Is the universe my novel takes place in believable and logical?

Since I write a series in the fantasy genre, this one is particularly important for me. It took me a long time to decide on the rules of the universe and chisel out the details. It is of uttermost importance to understand the rules, the exemptions, grey areas and how the rules can be broken in your novel.

Based on feedback that I’ve received I’ve rewritten and tossed out scenes that I’ve believed to be good, simply because they didn’t work with the laws/physics in my universe.

Lesson: be clear on your rules and be aware of them each time you write a scene in your novel. No matter how great a scene is, if it breaks the rules of your universe, it has to go.

 

Has a concept been explained well enough, without boring the reader?

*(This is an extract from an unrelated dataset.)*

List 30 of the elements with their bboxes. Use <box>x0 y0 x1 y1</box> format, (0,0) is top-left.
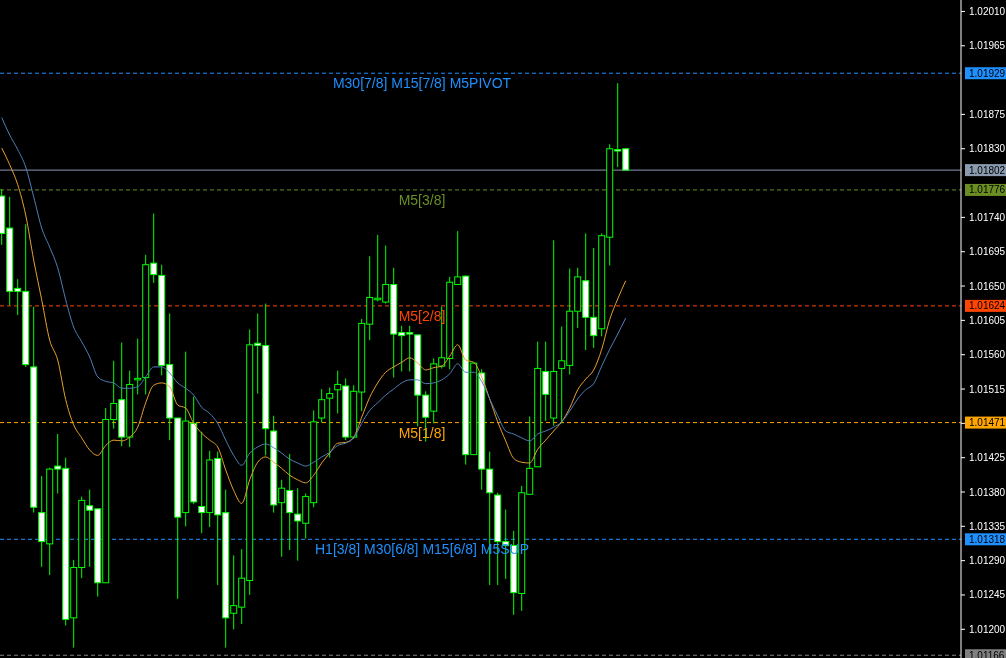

 It is a fine line that the writer walks between an info dump and confusing the reader. Too much information at once, especially when given up front, or giving information without any action taking place will bore the reader. Yet, if you don’t explain enough about how your universe works, how your characters know each other, why your characters behave in certain ways, and etc. the reader will be left confused.

A confused reader is likely to get annoyed, lose interest and move on to a book that is written in a more ‘clear’ way.

Lesson: Always ask yourself: Does the reader need to know this particular information at this particular time to understand the story? Would the reader understand what is happening in a given scene based on the knowledge received from the book so far?

 

Are your insinuations placed strategically throughout the novel and explained later on?

Insinuations come in many forms. They are used for foreshadowing, as cliffhangers, or to hint at the backstory of a character. While insinuations help build up the intrigue, it is important, as with your other writing tools, to not overuse them.

As the author you must also ensure that later on you do answer the questions that you have planted into the reader’s mind.

For example, if you constantly have a character refer to a past event that has impacted his or her life, you need to ensure that each time a bit more information is revealed. By the end of the story your reader should have a thorough understanding of this pre-event. Do not insinuate something that you are unable or unwilling to explain. If you are unclear on the past of your character or a concept, think about it until you know exactly what has happened in the past or why something works in a certain way, before you include it in your book.

Insinuations if used strategically will keep your reader turning the pages until the end. But make no mistake, if a concept or past event is not explained in a satisfactory fashion then by the end of your novel, your reader is likely to get annoyed and not pick up your next book.

Lesson: If you promise something, make sure you deliver. Do NOT dangle a fake carrot in front of the rabbit.